Not agreed: Implementing Swaminathan report and loan waivers

In 2006, the National Commission on Farmers headed by agricultural scientist MS Swaminathan submitted a report to the government with suggestions on making the farming sector more sustainable and competitive. The report also recommended that the minimum support price at which the government buys some crops from farmers be set at 50% over and above the cost of production. This, along with blanket loan waivers was among the demands put forth by the farmers to the government. At the meeting, the government delegation told the farmers that this was a “financial issue” and had to be deliberated upon, said Singh.

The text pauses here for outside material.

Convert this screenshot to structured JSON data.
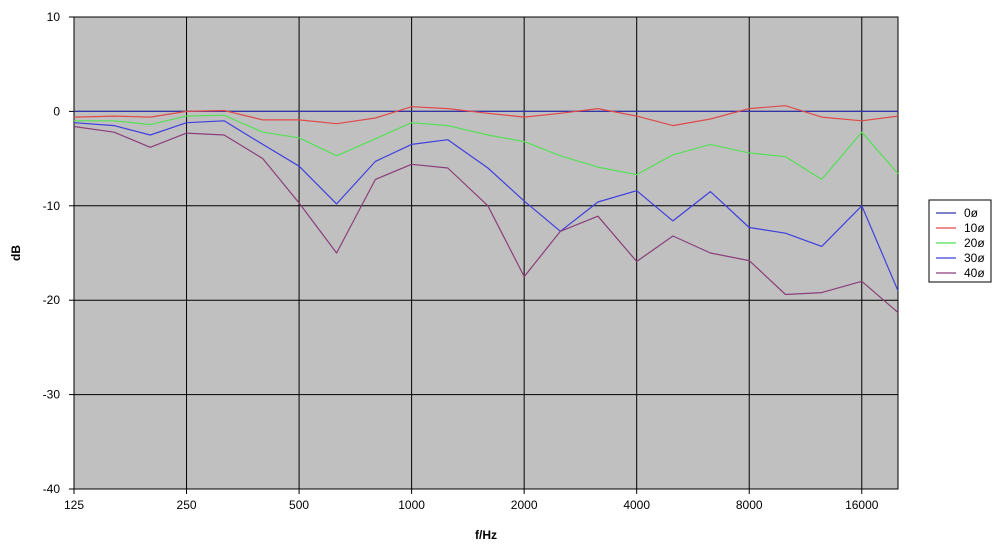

He said: “The government has still not cleared its stand on these issues.”

Not agreed: Special session of Parliament

As with many previous farmers’ rallies conducted by various unions across the country, the Bharatiya Kisan Union also demanded a special session of Parliament to only discuss issues related to farmers and the agrarian crisis. But Singh said that it was rejected as the government said this would come under the general debate.

Not agreed: Government jobs for farmers’ families

According to data from the home ministry, 17 farmers committed suicide every day in 2016. The union wants the government to give a job to one relative of a farmer who kills himself but officials have not accepted this demand, Singh said.

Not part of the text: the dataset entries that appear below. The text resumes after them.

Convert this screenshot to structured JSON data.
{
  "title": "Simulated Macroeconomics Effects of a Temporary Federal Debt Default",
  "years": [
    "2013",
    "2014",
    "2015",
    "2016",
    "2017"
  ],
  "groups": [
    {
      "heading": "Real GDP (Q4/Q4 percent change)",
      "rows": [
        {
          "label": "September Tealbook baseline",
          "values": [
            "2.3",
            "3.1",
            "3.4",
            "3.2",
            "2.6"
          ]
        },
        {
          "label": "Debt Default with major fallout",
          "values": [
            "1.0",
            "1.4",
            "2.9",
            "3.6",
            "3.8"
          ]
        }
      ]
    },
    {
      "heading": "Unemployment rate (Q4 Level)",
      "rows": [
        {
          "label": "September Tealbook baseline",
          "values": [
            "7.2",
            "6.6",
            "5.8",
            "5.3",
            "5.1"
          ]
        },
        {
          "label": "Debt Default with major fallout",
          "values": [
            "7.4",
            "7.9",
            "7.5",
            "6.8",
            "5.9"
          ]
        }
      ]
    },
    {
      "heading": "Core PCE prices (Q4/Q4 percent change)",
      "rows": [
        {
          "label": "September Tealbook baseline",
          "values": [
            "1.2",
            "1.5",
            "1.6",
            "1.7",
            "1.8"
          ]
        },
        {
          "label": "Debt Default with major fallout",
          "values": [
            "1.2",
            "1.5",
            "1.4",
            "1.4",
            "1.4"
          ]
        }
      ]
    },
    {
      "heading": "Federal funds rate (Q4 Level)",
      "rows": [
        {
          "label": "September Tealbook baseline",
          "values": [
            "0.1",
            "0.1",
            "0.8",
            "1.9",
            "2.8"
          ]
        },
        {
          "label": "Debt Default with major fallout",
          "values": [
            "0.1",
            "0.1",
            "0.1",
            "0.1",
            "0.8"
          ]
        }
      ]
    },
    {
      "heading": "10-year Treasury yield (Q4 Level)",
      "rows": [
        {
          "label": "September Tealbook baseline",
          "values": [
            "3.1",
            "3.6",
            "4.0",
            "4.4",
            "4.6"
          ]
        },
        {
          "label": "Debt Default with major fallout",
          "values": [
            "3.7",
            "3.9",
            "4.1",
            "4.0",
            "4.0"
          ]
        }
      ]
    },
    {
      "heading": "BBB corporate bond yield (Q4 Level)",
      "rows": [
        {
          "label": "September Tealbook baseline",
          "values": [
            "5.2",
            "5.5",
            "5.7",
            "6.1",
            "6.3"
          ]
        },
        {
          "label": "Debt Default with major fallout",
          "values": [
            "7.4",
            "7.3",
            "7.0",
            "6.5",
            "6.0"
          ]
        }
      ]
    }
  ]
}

Not agreed: Pension scheme for farmers

The union also demanded for a pension scheme of Rs 5,000 per month for small and regional farmers who are above 60 years of age. This demand was not accepted. “In the meeting, the government said that every state has its own pension scheme for senior citizens, so there cannot be a separate one for farmers,” Singh explained.

Not agreed: Free electricity

In Punjab and Uttar Pradesh, farmers said that electricity bills ran as high as Rs 8 per unit. They said this made it very expensive to use tube wells. But their demand for free electricity was not accepted by the government. “They told us that electricity was a states’ issue and could not be discussed at the central level,” Singh said.